The function ‘fitdistr()’ was used to assess each chosen possible distribution (Weibull, gamma, lognormal and normal). The resulting value provides a mean as the maximum likelihood parameter. Therefore whichever distribution is closest in result to the true mean is selected. The distribution which provided the most promising value was normal distribution.
Transformation of location 7 to a true normal distribution was considered, but given the above results the data was assumed to be nearest in distribution to a normal distribution. Sample data was then generated using the aforementioned normal distribution simulation function and was applied to the distribution of location 7. The resulting sample spread ,however, showed to have a very low correlation with the data, showing that reproducing sample data for location 7 with a normal distribution was still inappropriate.

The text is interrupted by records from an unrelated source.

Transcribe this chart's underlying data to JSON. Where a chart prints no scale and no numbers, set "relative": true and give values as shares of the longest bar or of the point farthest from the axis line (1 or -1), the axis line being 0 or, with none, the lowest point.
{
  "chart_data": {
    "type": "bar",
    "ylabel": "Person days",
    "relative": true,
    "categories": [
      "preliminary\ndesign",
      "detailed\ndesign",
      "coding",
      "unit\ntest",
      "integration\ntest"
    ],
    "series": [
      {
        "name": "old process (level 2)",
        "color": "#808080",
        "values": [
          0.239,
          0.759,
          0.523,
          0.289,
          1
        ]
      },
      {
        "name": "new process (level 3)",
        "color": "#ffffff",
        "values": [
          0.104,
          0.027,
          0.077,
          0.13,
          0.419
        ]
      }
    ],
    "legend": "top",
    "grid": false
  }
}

An alternative idea was then produced: generating sample data under the same distribution curve of location 7. With values fitted to a graphical distribution, what amount of adjustment is required for correlation to no longer occur? To assess this, it must first be possible to regenerate the sample data to have a correlation of near 1 to the original observed values. First the density from the observed values was evaluated and used to create the model of observed distribution. The ‘adjust’ function was applied to shift data values in order to create our sample values. Correlation, with minimal adjustment, appeared to be close to zero, showing this method to be equally unusable as the previous.

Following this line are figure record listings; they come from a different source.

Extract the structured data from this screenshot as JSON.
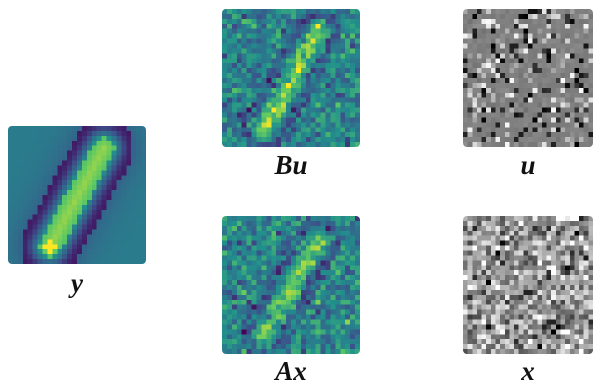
{
  "panels": {
    "y": {
      "label": "y",
      "colormap": "viridis"
    },
    "bu": {
      "label": "Bu",
      "colormap": "viridis"
    },
    "ax": {
      "label": "Ax",
      "colormap": "viridis"
    },
    "u": {
      "label": "u",
      "colormap": "gray"
    },
    "x": {
      "label": "x",
      "colormap": "gray"
    }
  },
  "colors": {
    "viridis_low": "#440154",
    "viridis_mid": "#21918c",
    "viridis_high": "#fde725"
  }
}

It was then realised that the function ‘cor()’ was being used to measure the correlation, however this measures linear correlation, with our data being non-linear. Therefore ‘nlcor()’ was introduced and previous correlation calculations were reassessed non-linearly. The correlation values improved slightly, but not significantly enough to be accepted. The need for a probability matrix for each temperature was then considered, however deemed to introduce unwanted bias.

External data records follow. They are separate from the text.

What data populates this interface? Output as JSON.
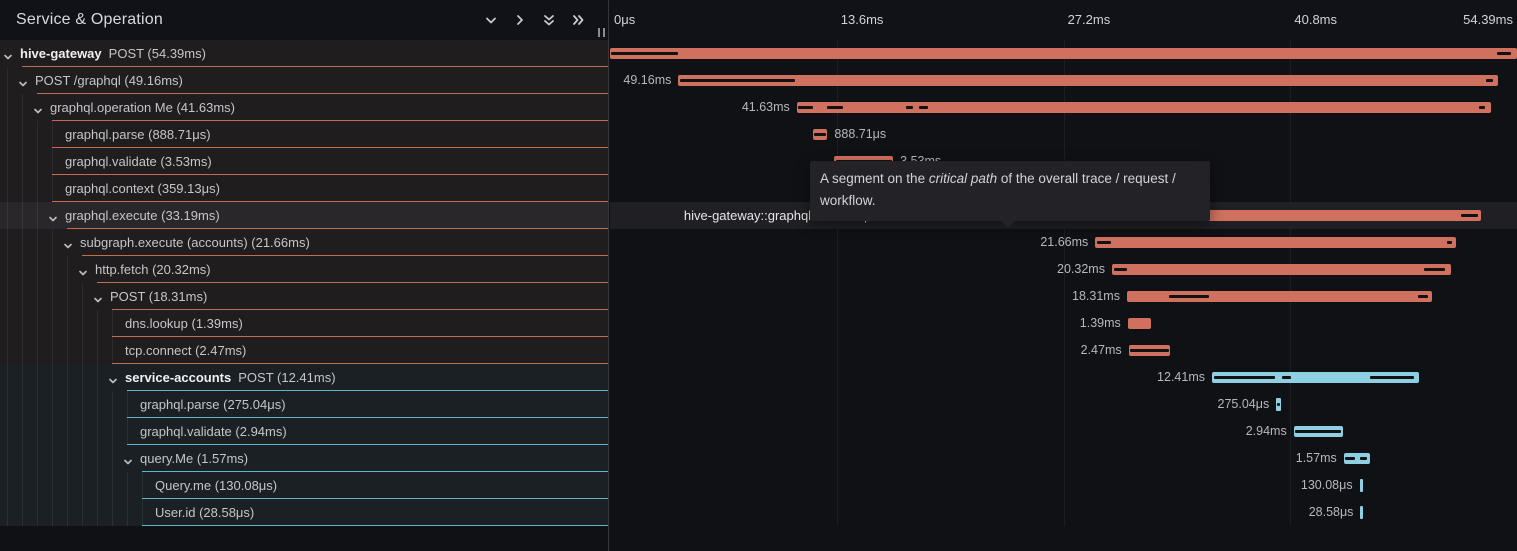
{
  "header": {
    "title": "Service & Operation",
    "icons": [
      {
        "name": "collapse-one-icon",
        "glyph": "chevron-down"
      },
      {
        "name": "expand-one-icon",
        "glyph": "chevron-right"
      },
      {
        "name": "collapse-all-icon",
        "glyph": "double-chevron-down"
      },
      {
        "name": "expand-all-icon",
        "glyph": "double-chevron-right"
      }
    ]
  },
  "timeline": {
    "end_ms": 54.39,
    "ticks": [
      {
        "label": "0μs",
        "t": 0
      },
      {
        "label": "13.6ms",
        "t": 13.6
      },
      {
        "label": "27.2ms",
        "t": 27.2
      },
      {
        "label": "40.8ms",
        "t": 40.8
      },
      {
        "label": "54.39ms",
        "t": 54.39,
        "align": "right"
      }
    ]
  },
  "tooltip": {
    "text_before": "A segment on the ",
    "em": "critical path",
    "text_after": " of the overall trace / request / workflow."
  },
  "colors": {
    "salmon": "#d0715f",
    "blue": "#8fcfe3",
    "critical": "#121212",
    "salmon_divider": "#c76a55",
    "blue_divider": "#5fb5cd"
  },
  "rows": [
    {
      "service": "hive-gateway",
      "text": "POST (54.39ms)",
      "depth": 0,
      "chevron": true,
      "color": "salmon",
      "start": 0,
      "dur": 54.39,
      "dur_label": "",
      "label_side": "none",
      "critical": [
        [
          0,
          4.0
        ],
        [
          53.2,
          54.05
        ]
      ]
    },
    {
      "service": "",
      "text": "POST /graphql (49.16ms)",
      "depth": 1,
      "chevron": true,
      "color": "salmon",
      "start": 4.1,
      "dur": 49.16,
      "dur_label": "49.16ms",
      "label_side": "left",
      "critical": [
        [
          4.2,
          11.1
        ],
        [
          52.55,
          52.95
        ]
      ]
    },
    {
      "service": "",
      "text": "graphql.operation Me (41.63ms)",
      "depth": 2,
      "chevron": true,
      "color": "salmon",
      "start": 11.2,
      "dur": 41.63,
      "dur_label": "41.63ms",
      "label_side": "left",
      "critical": [
        [
          11.3,
          12.15
        ],
        [
          13.0,
          13.95
        ],
        [
          17.75,
          18.2
        ],
        [
          18.55,
          19.05
        ],
        [
          52.1,
          52.5
        ]
      ]
    },
    {
      "service": "",
      "text": "graphql.parse (888.71μs)",
      "depth": 3,
      "chevron": false,
      "color": "salmon",
      "start": 12.15,
      "dur": 0.889,
      "dur_label": "888.71μs",
      "label_side": "right",
      "critical": [
        [
          12.25,
          12.95
        ]
      ]
    },
    {
      "service": "",
      "text": "graphql.validate (3.53ms)",
      "depth": 3,
      "chevron": false,
      "color": "salmon",
      "start": 13.45,
      "dur": 3.53,
      "dur_label": "3.53ms",
      "label_side": "right",
      "critical": [
        [
          13.55,
          16.9
        ]
      ]
    },
    {
      "service": "",
      "text": "graphql.context (359.13μs)",
      "depth": 3,
      "chevron": false,
      "color": "salmon",
      "start": 17.1,
      "dur": 0.359,
      "dur_label": "359.13μs",
      "label_side": "right",
      "critical": []
    },
    {
      "service": "",
      "text": "graphql.execute (33.19ms)",
      "depth": 3,
      "chevron": true,
      "color": "salmon",
      "start": 19.05,
      "dur": 33.19,
      "dur_label": "hive-gateway::graphql.execute | 33.19ms",
      "label_side": "left",
      "hovered": true,
      "critical": [
        [
          19.15,
          29.0
        ],
        [
          51.05,
          52.05
        ]
      ]
    },
    {
      "service": "",
      "text": "subgraph.execute (accounts) (21.66ms)",
      "depth": 4,
      "chevron": true,
      "color": "salmon",
      "start": 29.1,
      "dur": 21.66,
      "dur_label": "21.66ms",
      "label_side": "left",
      "critical": [
        [
          29.2,
          30.05
        ],
        [
          50.2,
          50.5
        ]
      ]
    },
    {
      "service": "",
      "text": "http.fetch (20.32ms)",
      "depth": 5,
      "chevron": true,
      "color": "salmon",
      "start": 30.1,
      "dur": 20.32,
      "dur_label": "20.32ms",
      "label_side": "left",
      "critical": [
        [
          30.2,
          31.0
        ],
        [
          48.8,
          50.05
        ]
      ]
    },
    {
      "service": "",
      "text": "POST (18.31ms)",
      "depth": 6,
      "chevron": true,
      "color": "salmon",
      "start": 31.0,
      "dur": 18.31,
      "dur_label": "18.31ms",
      "label_side": "left",
      "critical": [
        [
          33.5,
          35.9
        ],
        [
          48.45,
          49.05
        ]
      ]
    },
    {
      "service": "",
      "text": "dns.lookup (1.39ms)",
      "depth": 7,
      "chevron": false,
      "color": "salmon",
      "start": 31.05,
      "dur": 1.39,
      "dur_label": "1.39ms",
      "label_side": "left",
      "critical": []
    },
    {
      "service": "",
      "text": "tcp.connect (2.47ms)",
      "depth": 7,
      "chevron": false,
      "color": "salmon",
      "start": 31.1,
      "dur": 2.47,
      "dur_label": "2.47ms",
      "label_side": "left",
      "critical": [
        [
          31.15,
          33.5
        ]
      ]
    },
    {
      "service": "service-accounts",
      "text": "POST (12.41ms)",
      "depth": 7,
      "chevron": true,
      "color": "blue",
      "start": 36.1,
      "dur": 12.41,
      "dur_label": "12.41ms",
      "label_side": "left",
      "critical": [
        [
          36.2,
          39.9
        ],
        [
          40.3,
          40.85
        ],
        [
          45.6,
          48.2
        ]
      ]
    },
    {
      "service": "",
      "text": "graphql.parse (275.04μs)",
      "depth": 8,
      "chevron": false,
      "color": "blue",
      "start": 39.95,
      "dur": 0.275,
      "dur_label": "275.04μs",
      "label_side": "left",
      "critical": [
        [
          40.0,
          40.16
        ]
      ]
    },
    {
      "service": "",
      "text": "graphql.validate (2.94ms)",
      "depth": 8,
      "chevron": false,
      "color": "blue",
      "start": 41.0,
      "dur": 2.94,
      "dur_label": "2.94ms",
      "label_side": "left",
      "critical": [
        [
          41.1,
          43.85
        ]
      ]
    },
    {
      "service": "",
      "text": "query.Me (1.57ms)",
      "depth": 8,
      "chevron": true,
      "color": "blue",
      "start": 44.0,
      "dur": 1.57,
      "dur_label": "1.57ms",
      "label_side": "left",
      "critical": [
        [
          44.1,
          44.7
        ],
        [
          45.0,
          45.4
        ]
      ]
    },
    {
      "service": "",
      "text": "Query.me (130.08μs)",
      "depth": 9,
      "chevron": false,
      "color": "blue",
      "start": 44.95,
      "dur": 0.13,
      "dur_label": "130.08μs",
      "label_side": "left",
      "critical": []
    },
    {
      "service": "",
      "text": "User.id (28.58μs)",
      "depth": 9,
      "chevron": false,
      "color": "blue",
      "start": 45.0,
      "dur": 0.029,
      "dur_label": "28.58μs",
      "label_side": "left",
      "critical": []
    }
  ]
}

As the previous methods had provided little progression, an entirely different approach was deliberated. Rather than creating sample data through the generation of individual values, the existing values could themselves shift slightly, therefore, overtime, the data will eventually deviate in correlation from observed location values. The R function used to achieve this is the base function ‘jitter()’. If 0.1% of change can be added to each value in progression, at what amount of change in jitter (or in this case ‘noise’) can we say that the value no longer belongs to, or correlated with the original dataset? If correlation occurs with surrounding data, at what stage or amount of noise does this occur? The default amount of jitter created is the factor by one fifth of the smallest difference between observed values. Therefore a minimal amount of noise (within realistic values) is applied. However temperature values recorded can be greater than 5 significant figures, so the noise applied would be too insignificant. Therefore our chosen noise value is set to amount and not factor within the function. This resulted in extremely high correlation, near 1 (0.99999998) with p<0.05, so the resulting sample dataset is accepted. This was then applied to location 7 in varying degrees of noise, from 0.01 to 4.00 in increments of 0.01, and repeated five times so as to gain more accurate value estimates. Further trials would be carried out, however, this test was extensive and required an extended duration. This was also carried out on the additional 24 locations.
Once 5 trials were run for every location, the max correlation for each row within a trial was calculated. This indicated the amount of noise added where the sample data no longer had the highest correlation with observed data for the location, and instead had a higher correlation with a nearby location. The degree of noise and correlation were extracted for these threshold points.